• Il est urgent de redefinir un contrat social

    Il est urgent de redéfinir un contrat social

    Respecter les personnes, la parole et le temps

     

                La souffrance au travail et les suicides sont le résultat d'un mouvement amorcé au début des années 2000. La financiarisation des entreprises, l'importance prise par les résultats à court terme, la globalisation des économies ont eu de lourdes conséquences sur la gestion humaine des salariés. La dimension gestionnaire a alors pris le pas sur la dimension humaine.

    Comment en est-on arrivé là ? Le fond du problème reste partout celui des choix d'organisation du travail qui sont destinés à produire plus, sans prendre en compte les dimensions humaines de ce même travail. Or décider de qui fera quoi et comment, répartir de nouvelles responsabilités à telle équipe ou telle personne, c'est évidemment déterminer les conditions de travail, de collaboration et d'efficacité des salariés. Tout cela se passe de plus en plus souvent sans le directeur des ressources humaines. Il en va de même pour les critères d'évaluation qui pèsent pourtant lourd dans la relation au travail. Qui réfléchit vraiment à ce qu'est la performance ? Qui prend le temps de choisir un processus d'évaluation - bien au-delà de l'entretien - capable de donner du sens au travail ?

    Et pourtant, les entreprises ont fait beaucoup pour aider, accompagner, améliorer, faire adhérer leurs salariés. Les politiques sociales des grands groupes français, leur foi dans le dialogue social, leur engagement dans la gestion des compétences doivent être rappelés ici. Il ne faut pas jeter le bébé avec l'eau du bain et il faut cesser de diaboliser les manageurs et les dirigeants qui poursuivaient leur propre logique. Leur plus grand tort, finalement, est d'avoir pensé que les messages dominants du business pouvaient se décliner en termes de ressources humaines : court terme, urgence, adaptabilité systématique, productivité, " toujours plus ", critères d'évaluation impensés et parfois insensés. La tentation a été grande de déverser tout ce non-sens dans la besace des manageurs en attendant d'eux qu'ils " redonnent du sens " à ce qui n'en avait plus ! Même avec un coach derrière chacun d'eux et des formations au " leadership " à haute dose, c'était mission impossible.

    " Course au profit " dérisoire

    La crise a indéniablement accéléré ce phénomène. Elle a détruit le peu de points de repère qui existaient encore et rendu la " course au profit " dérisoire.
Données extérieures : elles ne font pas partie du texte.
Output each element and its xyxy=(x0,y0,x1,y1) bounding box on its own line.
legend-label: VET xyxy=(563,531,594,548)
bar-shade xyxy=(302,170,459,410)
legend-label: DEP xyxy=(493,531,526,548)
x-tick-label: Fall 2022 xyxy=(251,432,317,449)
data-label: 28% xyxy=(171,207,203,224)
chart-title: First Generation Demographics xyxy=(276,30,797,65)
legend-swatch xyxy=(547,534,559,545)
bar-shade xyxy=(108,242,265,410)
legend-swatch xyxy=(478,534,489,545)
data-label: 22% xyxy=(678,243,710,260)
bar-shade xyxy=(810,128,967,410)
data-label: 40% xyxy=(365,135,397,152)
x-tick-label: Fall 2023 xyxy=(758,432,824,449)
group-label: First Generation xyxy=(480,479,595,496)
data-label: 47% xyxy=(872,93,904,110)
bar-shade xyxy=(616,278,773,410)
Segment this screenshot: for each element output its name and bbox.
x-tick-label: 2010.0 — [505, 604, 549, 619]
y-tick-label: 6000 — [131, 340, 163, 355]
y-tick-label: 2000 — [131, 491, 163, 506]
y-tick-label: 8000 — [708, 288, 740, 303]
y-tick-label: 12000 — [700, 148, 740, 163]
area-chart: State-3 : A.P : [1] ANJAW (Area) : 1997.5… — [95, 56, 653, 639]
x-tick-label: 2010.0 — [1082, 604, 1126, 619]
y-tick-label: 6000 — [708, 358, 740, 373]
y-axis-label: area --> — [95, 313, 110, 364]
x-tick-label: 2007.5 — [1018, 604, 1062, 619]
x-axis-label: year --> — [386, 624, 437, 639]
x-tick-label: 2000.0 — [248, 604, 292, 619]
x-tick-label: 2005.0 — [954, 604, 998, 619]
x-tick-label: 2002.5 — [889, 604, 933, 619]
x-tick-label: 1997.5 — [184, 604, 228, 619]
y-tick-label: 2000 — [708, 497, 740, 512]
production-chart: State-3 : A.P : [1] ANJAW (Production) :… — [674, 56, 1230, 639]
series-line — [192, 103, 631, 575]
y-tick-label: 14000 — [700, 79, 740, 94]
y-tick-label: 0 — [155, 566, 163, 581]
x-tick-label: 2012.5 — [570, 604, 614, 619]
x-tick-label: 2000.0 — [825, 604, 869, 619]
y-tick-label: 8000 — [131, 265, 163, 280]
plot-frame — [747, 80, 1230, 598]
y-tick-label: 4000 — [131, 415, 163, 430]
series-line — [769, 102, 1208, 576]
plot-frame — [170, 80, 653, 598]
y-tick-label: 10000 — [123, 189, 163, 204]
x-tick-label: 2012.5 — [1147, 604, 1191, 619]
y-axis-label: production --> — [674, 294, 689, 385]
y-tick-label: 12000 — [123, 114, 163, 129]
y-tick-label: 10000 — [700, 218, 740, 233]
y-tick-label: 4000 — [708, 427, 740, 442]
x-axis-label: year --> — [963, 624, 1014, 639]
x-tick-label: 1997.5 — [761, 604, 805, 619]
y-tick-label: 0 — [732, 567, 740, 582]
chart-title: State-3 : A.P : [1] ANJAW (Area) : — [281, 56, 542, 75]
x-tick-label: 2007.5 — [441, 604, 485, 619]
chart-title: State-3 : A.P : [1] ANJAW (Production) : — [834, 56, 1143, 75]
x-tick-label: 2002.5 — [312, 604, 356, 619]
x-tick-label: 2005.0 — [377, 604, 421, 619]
Comment revenir à une organisation plus humaine de l'entreprise ?

    Premièrement, on ne peut pas faire " n'importe quoi " avec les salariés à moins de le payer un jour. La compréhension et la prise en compte des dimensions humaines constituent une source incontournable de progrès économique. Le management doit être épaulé solidement par une fonction ressources humaines proche de lui, responsabilisée avant tout sur l'humain. Les salariés sont intelligents, et cela d'autant plus qu'on les traite comme tels. L'organisation du travail, les modes de management, les modes de formation et la gestion des ressources humaines en général doivent être conçus à partir de cette conviction. Les systèmes de reconnaissance doivent être cohérents avec ce qui est attendu, mais ils doivent aussi être le reflet d'un respect des personnes et des collectifs au quotidien.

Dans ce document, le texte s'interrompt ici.